Декабрьский вечер резанул морозом – ресницы смерзлись; зима накатила ранняя, лютая, звенящая. Ленинград застыл в ледяном свете фонарей. Мерзлым дробным стуком отдавались шаги торопливых прохожих.
– Как тебя зовут?
– Ларион.
– А проще?
– Ларик…
Проблема поговорить по душам упирается во множество проблем. Это проблема времени: где взять его столько, чтоб никуда не торопиться. Проблема настроения: стрессовый, издергивающий ритм большого города отнюдь не способствует откровенной беседе. Проблема собеседника: не каждый в наше стремительное время терпеливо вникнет в твои беды. И далеко не в последнюю очередь это проблема места; вечерние кафе переполнены и суетны, в общежитиях бдят вахтеры и шляются знакомые, а дома ждет жена, укладываются спать дети, и соседи снизу стучат по трубе отопления, если вы топаете или гоняете музыку. Правда, Ленинград, как ни один другой город в мире, располагает к задумчивым прогулкам по набережным и паркам, стреловидным перспективам центра и тихим переулкам Петроградской стороны… Но только не при минус сорока.
– Куда мы?
– Фотографироваться…
Звягин увлек Ларика мимо заиндевелой колоннады Казанского собора в темную дугообразную траншею улицы Плеханова. Под обшарпанной аркой погремел в дверь, обитую жестью.
– Леонид Борисович? – Фотограф вытер пальцы о полотенце, перепоясывающее водолазный свитер. – Вам снимок? Или помещение?
– Или. Ненадолго. Как твой радикулит?
– Он сам по себе, я сам по себе – мирное сосуществование. Посидите пока, я последние сниму с глянцевателя.
Он воткнул кипятильник в розетку, не без некоторого изящества расположил чашки и печенье на колченогом столике.
– Ключи? – спросил Звягин, располагаясь в креслице, явно скучающем по родимой свалке.
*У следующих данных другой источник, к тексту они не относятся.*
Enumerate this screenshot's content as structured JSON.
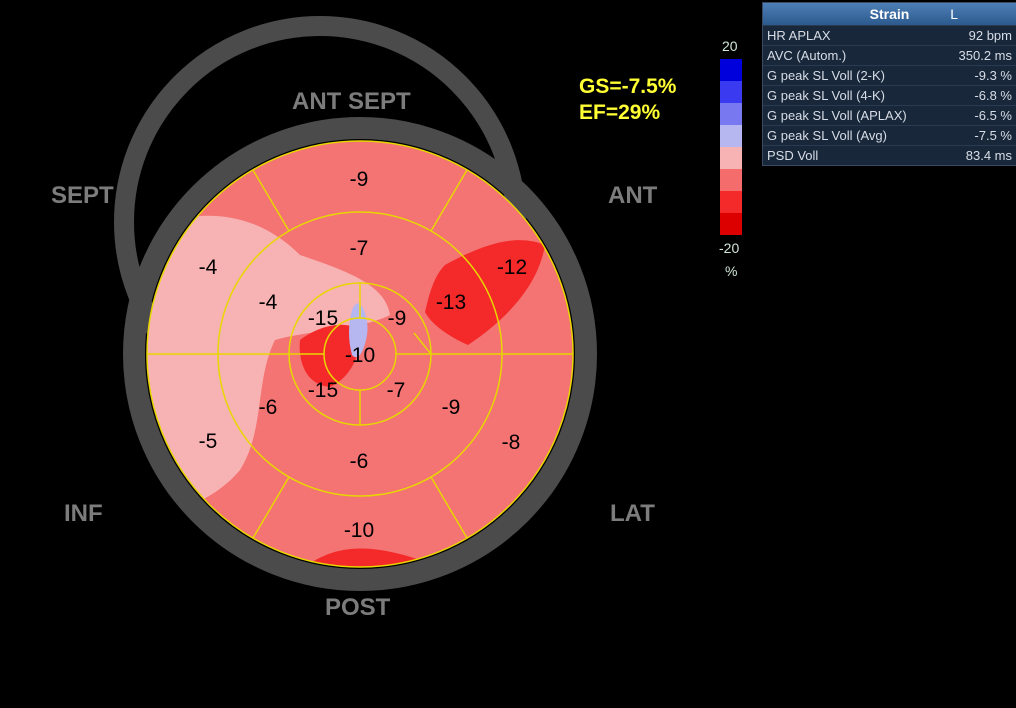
{
  "labels": {
    "ant_sept": "ANT  SEPT",
    "sept": "SEPT",
    "ant": "ANT",
    "inf": "INF",
    "lat": "LAT",
    "post": "POST"
  },
  "summary": {
    "gs": "GS=-7.5%",
    "ef": "EF=29%"
  },
  "scale": {
    "top": "20",
    "bottom": "-20",
    "unit": "%",
    "colors": [
      "#0000dd",
      "#3a3af0",
      "#7878f0",
      "#b6b6f0",
      "#f7b3b3",
      "#f56c6c",
      "#f42a2a",
      "#dd0000"
    ]
  },
  "panel": {
    "title": "Strain",
    "lead": "L",
    "rows": [
      {
        "label": "HR APLAX",
        "value": "92 bpm"
      },
      {
        "label": "AVC (Autom.)",
        "value": "350.2 ms"
      },
      {
        "label": "G peak SL Voll (2-K)",
        "value": "-9.3 %"
      },
      {
        "label": "G peak SL Voll (4-K)",
        "value": "-6.8 %"
      },
      {
        "label": "G peak SL Voll (APLAX)",
        "value": "-6.5 %"
      },
      {
        "label": "G peak SL Voll (Avg)",
        "value": "-7.5 %"
      },
      {
        "label": "PSD Voll",
        "value": "83.4 ms"
      }
    ]
  },
  "segments": {
    "basal": [
      "-9",
      "-12",
      "-8",
      "-10",
      "-5",
      "-4"
    ],
    "mid": [
      "-7",
      "-13",
      "-9",
      "-6",
      "-6",
      "-4"
    ],
    "apical": [
      "-9",
      "-7",
      "-15",
      "-15"
    ],
    "apex": "-10"
  }
}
– Бросите в почтовый ящик рядом с дверью, как обычно. – Вынул из лотка отскочившие с зеркального барабана фотографии, натянул полушубок, пожелал здравствовать и удалился.
В мятом кофейнике забурлила вода. Алые спирали электропечки волнами струили теплый воздух. Мягкие тени залегли по углам.
Звягин молчал, настраиваясь на волну собеседника, словно радиоприемник на дальнюю станцию: профессионализм хороших врачей и журналистов, умеющих чувствовать другого человека.
Молчание Ларика носило иную тональность: погруженный в себя, он пассивно соглашался, чтоб его хоть чем-то на время отвлекли от душевной боли.
– Это сделать никогда не поздно… – проговорил, наконец, Звягин. – И беда в том, что этим ничего не изменишь и ничего никому не докажешь…
– Я не хочу никому ничего доказывать… – не сразу отозвался Ларик.